The best part is, there are a host of other LGBTQ+ characters that couldn’t fit into this spread by Jacopo Camagni! (Image ©Marvel)

It’s also impressive how much trans representation there is in the comic. In addition to the Black Cat/Jessie Drake story, there’s Something New Every Day, by Lilah Sturges and Derek Charm – a crime-busting caper featuring Dr Charlene McGowan, a tech genius trans woman from the pages of Immortal Hulk, teaming up with Elektra Natchios, the current Daredevil – and Totally Invulnerable by Crystal Fraser and Jethro Morales, which sees villainess Titania start a fight with her arch-enemy She-Hulk, only to discover it’s a case of mistaken identity. Both stories offer a few friendly lessons on trans terminology for readers who may be unfamiliar, while the latter is also structured in hilarious fourth wall-breaking fashion in a nod to the ’90s Sensational She-Hulk series.

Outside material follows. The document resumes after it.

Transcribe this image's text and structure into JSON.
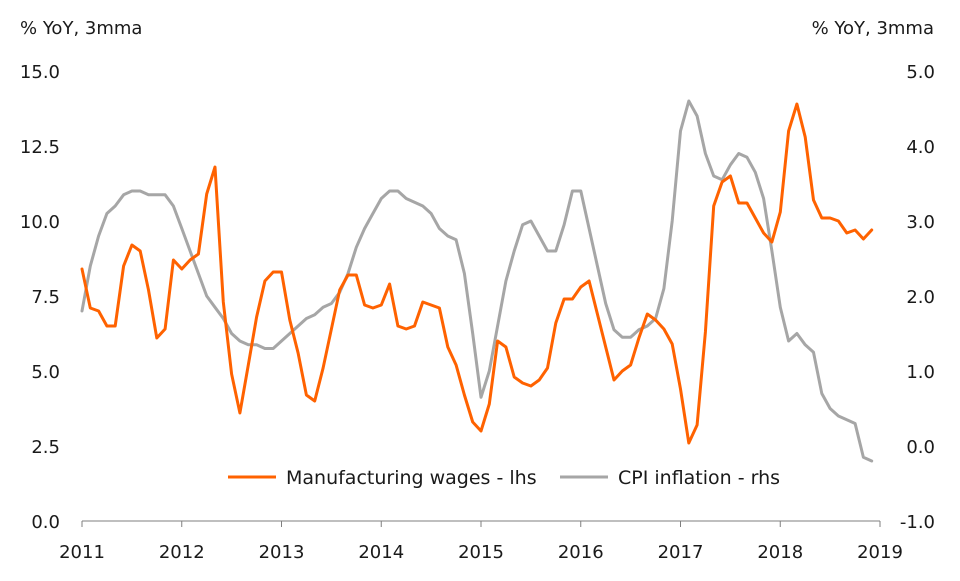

While there are a few characters sadly lacking in the anthology – there’s no mention of Star-Lord, and only a passing reference to Kitty Pryde, for instance – it’s a good problem to have more queer characters than there is page space for them. As a comic, it’s less consistent than DC’s effort, with the story lengths here being highly variable – and ten pages are given over to a partial reprint of Alpha Flight #106, the issue where Northstar came out; historically important, but it’s hard not to think the space could have been better used – but makes up for it with some genuinely interesting background content. An interview with Chris Cooper, a former associate editor at Marvel who, as an openly gay man himself, helped oversee some of the publisher’s earliest efforts to introduce LGBTQ+ characters is the highlight here, but a “Big Gay Moments” spread of some of the major milestones over the years also serves as a reminder for long-time readers and a helpful guide to newcomers.

All in all, Marvel’s come a long way since Northstar was finally allowed to blurt “I AM GAY!”, nearly 30 years ago. While Marvel Voices: Pride isn’t a perfect collection of stories, it’s a great celebration of Marvel’s increasingly vast assortment of LGBTQ+ characters, and sets the stage for more queer-centric stories to come.